David Nicholls is one of Britain's most successful writers with an incomparable talent for making us laugh, cry and wince with recognition. It’s ten years since his novel One Day
became an international publishing phenomenon and the iconic love story for a generation.
David is also one of our most talented and sought-after screenwriters. Patrick Melrose, his recent adaptation from the novels by Edward St Aubyn, was loved by critics and viewers alike and won him a BAFTA for best writer and an Emmy nomination. David’s novels have sold over 8 million copies worldwide and are published in 40 languages.
Sweet Sorrow is the story of one life-changing summer for 16-year-old Charlie Lewis. Charlie is the kind of boy you don’t remember in the school photograph. As the summer stretches before him, his exams have not gone well. At home he is looking after his father, when surely it should be the other way around, and if he thinks about the future at all, it is with a kind of dread.
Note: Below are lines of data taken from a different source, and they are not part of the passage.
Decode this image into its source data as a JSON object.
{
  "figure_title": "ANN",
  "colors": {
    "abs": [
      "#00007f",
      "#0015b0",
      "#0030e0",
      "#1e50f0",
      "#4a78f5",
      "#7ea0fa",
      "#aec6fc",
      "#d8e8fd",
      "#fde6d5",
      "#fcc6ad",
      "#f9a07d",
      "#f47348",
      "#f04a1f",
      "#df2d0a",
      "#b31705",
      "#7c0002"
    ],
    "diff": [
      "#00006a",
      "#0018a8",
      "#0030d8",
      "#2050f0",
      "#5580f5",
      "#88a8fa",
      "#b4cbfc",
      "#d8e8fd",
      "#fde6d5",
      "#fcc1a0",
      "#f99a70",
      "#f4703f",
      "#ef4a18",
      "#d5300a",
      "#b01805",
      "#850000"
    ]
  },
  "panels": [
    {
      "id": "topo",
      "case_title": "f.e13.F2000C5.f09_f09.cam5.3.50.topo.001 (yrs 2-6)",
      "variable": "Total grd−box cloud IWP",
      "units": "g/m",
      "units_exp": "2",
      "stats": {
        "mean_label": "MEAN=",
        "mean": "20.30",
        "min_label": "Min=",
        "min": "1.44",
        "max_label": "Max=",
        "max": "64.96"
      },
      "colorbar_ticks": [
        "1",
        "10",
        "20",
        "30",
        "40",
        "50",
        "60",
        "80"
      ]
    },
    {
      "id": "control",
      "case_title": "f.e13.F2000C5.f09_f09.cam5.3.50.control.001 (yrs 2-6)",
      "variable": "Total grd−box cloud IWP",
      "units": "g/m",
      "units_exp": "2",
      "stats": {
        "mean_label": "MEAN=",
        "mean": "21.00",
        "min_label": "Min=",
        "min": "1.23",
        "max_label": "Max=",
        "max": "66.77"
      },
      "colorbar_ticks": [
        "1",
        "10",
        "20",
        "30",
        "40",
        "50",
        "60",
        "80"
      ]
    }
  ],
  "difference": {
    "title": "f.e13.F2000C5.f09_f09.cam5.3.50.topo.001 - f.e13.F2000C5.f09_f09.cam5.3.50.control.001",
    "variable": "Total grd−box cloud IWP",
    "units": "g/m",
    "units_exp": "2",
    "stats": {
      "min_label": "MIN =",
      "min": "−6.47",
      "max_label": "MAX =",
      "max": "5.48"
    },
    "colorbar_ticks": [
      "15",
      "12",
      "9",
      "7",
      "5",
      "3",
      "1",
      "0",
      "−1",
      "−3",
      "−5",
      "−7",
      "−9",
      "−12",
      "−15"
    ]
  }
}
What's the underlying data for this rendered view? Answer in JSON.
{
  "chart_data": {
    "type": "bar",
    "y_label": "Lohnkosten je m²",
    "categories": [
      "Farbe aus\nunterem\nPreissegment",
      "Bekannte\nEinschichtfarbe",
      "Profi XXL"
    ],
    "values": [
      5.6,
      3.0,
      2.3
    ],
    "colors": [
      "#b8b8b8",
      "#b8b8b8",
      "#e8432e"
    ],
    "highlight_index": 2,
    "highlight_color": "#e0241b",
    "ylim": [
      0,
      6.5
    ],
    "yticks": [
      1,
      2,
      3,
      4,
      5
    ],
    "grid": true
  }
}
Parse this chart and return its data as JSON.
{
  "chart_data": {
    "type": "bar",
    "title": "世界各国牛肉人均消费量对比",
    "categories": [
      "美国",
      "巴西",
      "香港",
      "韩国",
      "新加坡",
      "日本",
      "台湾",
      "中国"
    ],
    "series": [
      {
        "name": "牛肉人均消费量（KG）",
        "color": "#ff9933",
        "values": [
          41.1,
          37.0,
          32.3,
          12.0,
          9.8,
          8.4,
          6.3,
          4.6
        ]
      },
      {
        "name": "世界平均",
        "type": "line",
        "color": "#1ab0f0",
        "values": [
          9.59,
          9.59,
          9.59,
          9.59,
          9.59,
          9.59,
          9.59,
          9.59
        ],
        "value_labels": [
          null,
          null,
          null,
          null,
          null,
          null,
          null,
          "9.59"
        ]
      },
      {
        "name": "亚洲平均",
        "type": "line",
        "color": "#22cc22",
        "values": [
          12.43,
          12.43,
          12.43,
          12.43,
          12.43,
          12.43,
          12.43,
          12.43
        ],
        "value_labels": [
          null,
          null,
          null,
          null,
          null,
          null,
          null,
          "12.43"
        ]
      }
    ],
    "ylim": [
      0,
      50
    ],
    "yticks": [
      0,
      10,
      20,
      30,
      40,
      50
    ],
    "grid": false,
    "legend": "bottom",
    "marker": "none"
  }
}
Then Fran Fisher bursts into his life and although it’s unthinkable, Charlie, despite himself, begins to hope.
But if Charlie wants to be with Fran, he must accept a challenge that will lose him the respect of his friends and almost require him to become a different person. He must join the Company. And if the Company sounds like a cult, the truth is even more appalling: the price of hope, it seems, is Shakespeare.
Poignant, funny, enchanting, devastating, Sweet Sorrow is a deeply evocative novel about negotiating the rocky path to adulthood, a hymn to the tragicomedy of family life, a celebration of the deep, reviving power of friendship and the brief, searing explosion of first love.